Nel week end ultimo scorso, siamo andati al cinema sia il sabato che la domenica. Date le nostre abitudini sonnacchiose è una novità da circollettare in rosso sul calendario.
Al di là di queste notazioni familiari, i film visti sono stati “Scialla!” e “Un metodo pericoloso”. Il primo, come noto, è di un cineasta abbastanza alle prime armi, almeno stando alle mie limitate conoscenze. Il secondo è di un maestro come Carpenter.
Scialla è la storia di un padre e un figlio, che si trovano alla bella età del figliolo di quindici anni. Una gravidanza non desiderata aveva consigliato alla giovane madre di affrontare la cosa da sola, senza darne notizia al padre, il quale peraltro, per i casi della vita, scomparve abbastanza presto dalla vita della ragazza. Dopo quindici anni, l’ex ragazza ritrova l’antico amore e gli affida il figlio per un breve (ma neanche tanto breve) periodo. Ovviamente mettendolo a giorno dell’accaduto e della relazione filiale.
Di qui si innescano una serie di avventure che giiungono allo svelamento felice della relazione padre-figlio anche al ragazzo fin lì ignaro. Film leggerino, fantascientifico da un certo punto di vista, ahimè del tutto realistico al contrario nella psicologia a se stante dei protagonisti, un padre in fuga da se stesso, un ragazzo confuso, incerto e spaccone.

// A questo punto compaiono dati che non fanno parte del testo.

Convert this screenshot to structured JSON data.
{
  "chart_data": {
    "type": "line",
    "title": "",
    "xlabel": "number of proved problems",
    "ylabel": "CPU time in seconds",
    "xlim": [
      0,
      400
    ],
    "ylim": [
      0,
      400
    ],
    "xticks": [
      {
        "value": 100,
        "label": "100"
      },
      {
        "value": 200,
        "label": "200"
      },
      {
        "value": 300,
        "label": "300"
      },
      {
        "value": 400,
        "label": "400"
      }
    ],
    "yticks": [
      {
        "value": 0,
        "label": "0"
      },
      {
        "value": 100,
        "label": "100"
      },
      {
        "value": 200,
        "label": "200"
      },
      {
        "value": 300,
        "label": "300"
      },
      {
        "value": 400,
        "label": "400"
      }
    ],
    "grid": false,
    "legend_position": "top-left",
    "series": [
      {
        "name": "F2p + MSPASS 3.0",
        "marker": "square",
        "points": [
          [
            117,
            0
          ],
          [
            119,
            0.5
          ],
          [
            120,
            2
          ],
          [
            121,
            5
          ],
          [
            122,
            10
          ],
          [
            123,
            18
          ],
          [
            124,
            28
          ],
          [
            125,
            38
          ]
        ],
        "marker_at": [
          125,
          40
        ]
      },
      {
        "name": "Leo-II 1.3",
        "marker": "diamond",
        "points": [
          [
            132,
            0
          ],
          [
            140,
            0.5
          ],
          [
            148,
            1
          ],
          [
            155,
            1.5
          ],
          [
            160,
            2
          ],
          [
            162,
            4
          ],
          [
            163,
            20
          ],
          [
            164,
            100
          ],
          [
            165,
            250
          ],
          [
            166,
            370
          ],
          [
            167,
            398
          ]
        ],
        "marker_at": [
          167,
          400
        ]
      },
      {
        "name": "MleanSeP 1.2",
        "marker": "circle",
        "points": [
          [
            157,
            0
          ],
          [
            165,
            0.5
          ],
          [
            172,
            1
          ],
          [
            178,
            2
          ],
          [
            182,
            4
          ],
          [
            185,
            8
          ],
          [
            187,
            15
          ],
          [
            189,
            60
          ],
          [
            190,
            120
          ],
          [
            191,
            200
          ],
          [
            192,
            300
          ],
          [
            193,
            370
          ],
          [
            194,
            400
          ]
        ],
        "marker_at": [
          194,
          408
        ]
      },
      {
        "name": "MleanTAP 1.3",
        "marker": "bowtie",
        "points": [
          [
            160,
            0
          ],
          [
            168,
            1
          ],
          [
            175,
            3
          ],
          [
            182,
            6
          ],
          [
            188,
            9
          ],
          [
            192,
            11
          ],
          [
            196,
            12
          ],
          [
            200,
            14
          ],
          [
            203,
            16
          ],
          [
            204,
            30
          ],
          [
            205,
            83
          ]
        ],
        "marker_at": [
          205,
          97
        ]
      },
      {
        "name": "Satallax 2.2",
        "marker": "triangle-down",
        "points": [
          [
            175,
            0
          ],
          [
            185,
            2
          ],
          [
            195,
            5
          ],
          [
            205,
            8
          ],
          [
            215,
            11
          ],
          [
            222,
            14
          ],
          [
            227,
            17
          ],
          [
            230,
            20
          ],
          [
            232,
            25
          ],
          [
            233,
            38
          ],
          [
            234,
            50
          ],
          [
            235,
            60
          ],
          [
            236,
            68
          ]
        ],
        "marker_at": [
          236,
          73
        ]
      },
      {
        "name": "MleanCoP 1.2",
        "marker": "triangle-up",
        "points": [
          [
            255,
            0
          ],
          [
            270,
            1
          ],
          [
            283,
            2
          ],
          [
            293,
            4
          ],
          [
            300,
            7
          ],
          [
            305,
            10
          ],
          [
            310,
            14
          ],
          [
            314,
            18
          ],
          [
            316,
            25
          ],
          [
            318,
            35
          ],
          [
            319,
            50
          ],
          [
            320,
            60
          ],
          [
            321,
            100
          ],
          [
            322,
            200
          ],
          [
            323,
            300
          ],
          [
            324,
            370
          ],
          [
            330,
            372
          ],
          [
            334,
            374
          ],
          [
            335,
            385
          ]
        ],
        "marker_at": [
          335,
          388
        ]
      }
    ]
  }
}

dico fantascientifico perchè alcuni tratti sono irrealistici, come l’essere il ragazzo, che secondo la storia è al primo anno di liceo classico, una star della scuola (chiunque ricorda che i primini sono degli essere sfortunati e sconosciuti anche a loro stessi), oppure la mancata reazione psicologica da parte del ragazzo allo svelamento, che avviene in circostanze di grande tensione emotiva, che quell’uomo che aveva fin lì considerato un ex professore di lettere, probabile amante di sua madre, in realtà è suo padre.
al contrario, dicevo, sono tristamente reali le psicologie individuali dell’ex professore che vivacchia e del ragazzino che non sa cosa fare della propria vita. due debolezze possono creare una forza? questo è forse la speranza del film?
Un metodo pericoloso racconta invece della nascita della psicoanalisi e dei rapporti conflittuali tra un giovane Jung e un anziano Freud, sullo sfondo della relazione pericolosa dello stesso Jung con una sua paziente, invitata caldamente a divenire essa stessa terapeuta.
Freud, squattrinato e fascinoso, frena. Jung, ricco (per parte di moglie), bello, indolente e sensibile accelera, si lascia travolgere, si deprime, si appanna, per poi, nei titoli di coda, rinascere a nuova forza.
Freud che tenta di tenersi aggrappato alla scienza, al metodo scientifico. Jung che, come altri, rifiuta il solo raziocinio per spiegare l’irrazionale che è in noi.
Non è difficile, dai colloqui riportati nella sceneggiatura, comprendere le morivazioni di Freud: un metodo nuovo che scandaglia ciò che non era mai stato scandagliato ed usa la parola, il racconto come grimandello per comprendere ed autocomprendere le dinamiche psicologiche. Parlare, parlare da soli, ad alta voce (il terapeuta deve porsi alle spalle, al di fuori dal campo visivo, ancorché ovviamente ben entro il campo emotivo), farsi ascoltare, ma non vedere, questo è il metodo per lasciarsi capire e capirsi.
Le interpretazioni devono essere, secondo Freud, le più semplici e razionali possibili, con fortissime influenze a matrice sessuale. Jung no, vuole andare oltre, cerca l’irrazionale, il mistico e la sua discendenza da un pastore protestante e le sue prime esperienze formative in Svizzera ne fanno capire bene il desiderio e l’auspicio. Ma Freud è contrario, teme per sè e per la sua giovane scienza, teme che possa essere travolta da pettegolezzi e fantasie.
Per me assoluto neofita della materia il film è ben fatto e sufficientemente distaccato per lasciarne comprendere anche il non detto. Come poi possano esistere persone che fisicamente provano piacere e orgasmi ad essere battute e picchiate, ebbene questo va oltre, come molte altre cose anche ben più semplici, delle mie pur non comuni doti di comprensione.
riassunto: Scialla se necessitate di due ore di relax va bene. Il metodo pericolo è invece adatto a ripensare un po’ alla storia recente e ad alcuni aspetti della nostra psiche.